Se crediamo nel Dio che ci ha insegnato Gesù è un Dio che non castiga nessuno, né in questa né nell’altra vita. Quando gli facciamo fare questo, ci riferiamo ad un Dio padrone, che condanna per sempre e rifiuta chi lo ha rifiutato. Non possiamo difendere questa immagine di Dio, è incompatibile con Dio che vuole per i suoi figli la felicità di vivere.

Se, invece, Dio incombe su di noi come una minaccia di castigo non può essere fonte di felicità, ma la cosa peggiore che possa toccare agli uomini. E’ causa ultima dei mali di questo mondo, di tanta miseria, tanta indegnità.
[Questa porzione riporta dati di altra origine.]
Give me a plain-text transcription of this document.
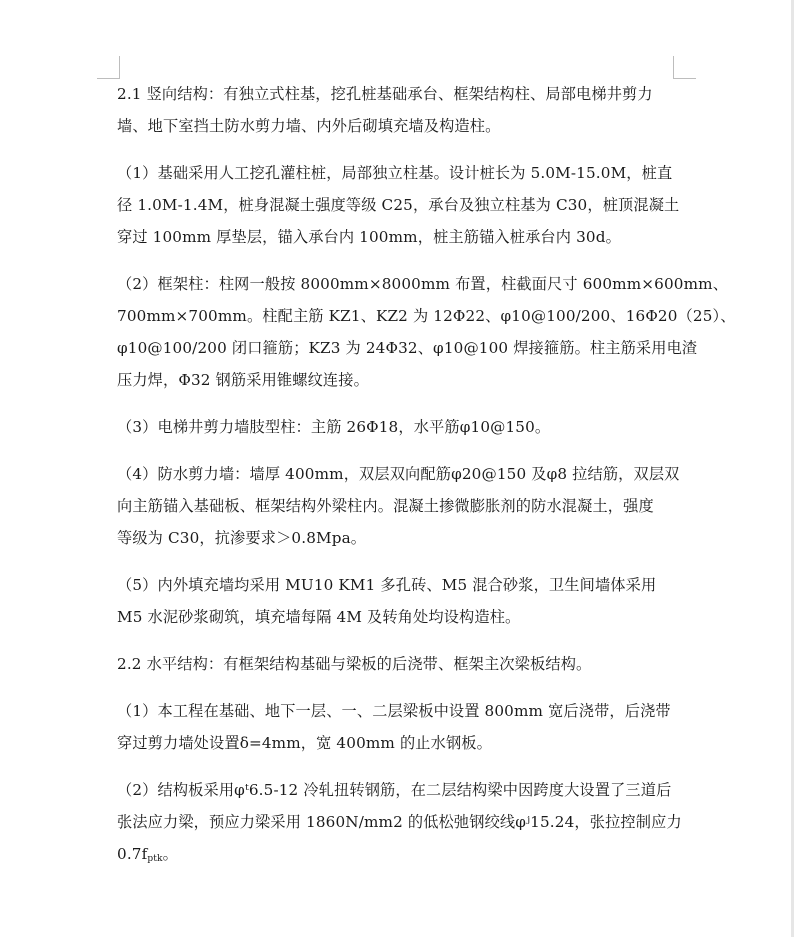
2.1 竖向结构：有独立式柱基，挖孔桩基础承台、框架结构柱、局部电梯井剪力
墙、地下室挡土防水剪力墙、内外后砌填充墙及构造柱。

（1）基础采用人工挖孔灌柱桩，局部独立柱基。设计桩长为 5.0M-15.0M，桩直
径 1.0M-1.4M，桩身混凝土强度等级 C25，承台及独立柱基为 C30，桩顶混凝土
穿过 100mm 厚垫层，锚入承台内 100mm，桩主筋锚入桩承台内 30d。

（2）框架柱：柱网一般按 8000mm×8000mm 布置，柱截面尺寸 600mm×600mm、
700mm×700mm。柱配主筋 KZ1、KZ2 为 12Φ22、φ10@100/200、16Φ20（25）、
φ10@100/200 闭口箍筋；KZ3 为 24Φ32、φ10@100 焊接箍筋。柱主筋采用电渣
压力焊，Φ32 钢筋采用锥螺纹连接。

（3）电梯井剪力墙肢型柱：主筋 26Φ18，水平筋φ10@150。

（4）防水剪力墙：墙厚 400mm，双层双向配筋φ20@150 及φ8 拉结筋，双层双
向主筋锚入基础板、框架结构外梁柱内。混凝土掺微膨胀剂的防水混凝土，强度
等级为 C30，抗渗要求＞0.8Mpa。

（5）内外填充墙均采用 MU10 KM1 多孔砖、M5 混合砂浆，卫生间墙体采用
M5 水泥砂浆砌筑，填充墙每隔 4M 及转角处均设构造柱。

2.2 水平结构：有框架结构基础与梁板的后浇带、框架主次梁板结构。

（1）本工程在基础、地下一层、一、二层梁板中设置 800mm 宽后浇带，后浇带
穿过剪力墙处设置δ=4mm，宽 400mm 的止水钢板。

（2）结构板采用φᵗ6.5-12 冷轧扭转钢筋，在二层结构梁中因跨度大设置了三道后
张法应力梁，预应力梁采用 1860N/mm2 的低松弛钢绞线φʲ15.24，张拉控制应力
$0.7f_{ptk}$。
La domanda che, allora, gli uomini si sono posti è quella sull’origine del male, della sofferenza: perché soffriamo? E sempre gli uomini hanno trovato la risposta in Dio. In più i cristiani hanno aggiunto una relazione tra Dio e le presunte sofferenze interminabili dell’altra vita, quella eterna, nell’aldilà. Questo Dio castigatore, torturato non ci sta con il Dio di Gesù Cristo.

Allora si incolpa l’uomo per discolpare Dio, la colpa non ce l’ha Dio, ma l’uomo che è cattivo e la sofferenza (v. Giobbe) è letta come castigo per il peccato. Ci si arrangia dicendo “ci castiga permettendo mali e disgrazie”. Ma se crediamo in un Dio Padre, che è amore e misericordia, non può essere questo e si deve dire che Dio non castiga nessuno. Questo Dio non vuole la sofferenza degli esseri umani e non è possibile spiegare perché Dio permette il male.

  • TENTATIVO DI SPIEGARE

Dio ed il male sono due realtà che stanno oltre la nostra capacità di spiegare: non sappiamo armonizzare questa sofferenza e Dio.

Che cosa però sappiamo?

  1. La ragione da sola non basta per farci arrivare a Dio. Sono altre dinamiche che ci fanno arrivare a lui.
  2. “Dio nessuno l’ha mai visto”, oltrepassa la nostra capacità di comprensione, non sta alla nostra portata.
  3. Lo abbiamo conosciuto nell’uomo Gesù di Nazareth, possiamo sapere di Dio solo quello che lui ci ha insegnato. Chiaro è che “passò beneficando e risanando”, non castigò nessuno. La sua ansia fu alleviare la sofferenza umana, liberare i prigionieri, dare la buona notizia ai poveri e da lui possiamo capire come è il Dio in cui crediamo.
  4. Sicuro è che Dio non è causa di sofferenze, ma promette felicità e speranza a quanti soffrono. Non ha rivelato Dio soluzione e sollievo di tutti i mali, ma, tantomeno, che ha bisogno della sofferenza umana. E questo ai dirigenti religiosi era insopportabile.
  5. Certo è che Dio non è un tiranno che castiga, né uno che manda disgrazie.
  6. Con questo non escludiamo di ricorrere a Dio nella preghiera e di presentargli le nostre angosce.
  • CHE DIRE DELL’INFERNO?

Dio non castiga nessuno né in questa vita né nell’altra. Dio, ci ha insegnato Gesù di Nazareth, è infinitamente buono e misericordioso. Ed allora come la mettiamo con l’inferno?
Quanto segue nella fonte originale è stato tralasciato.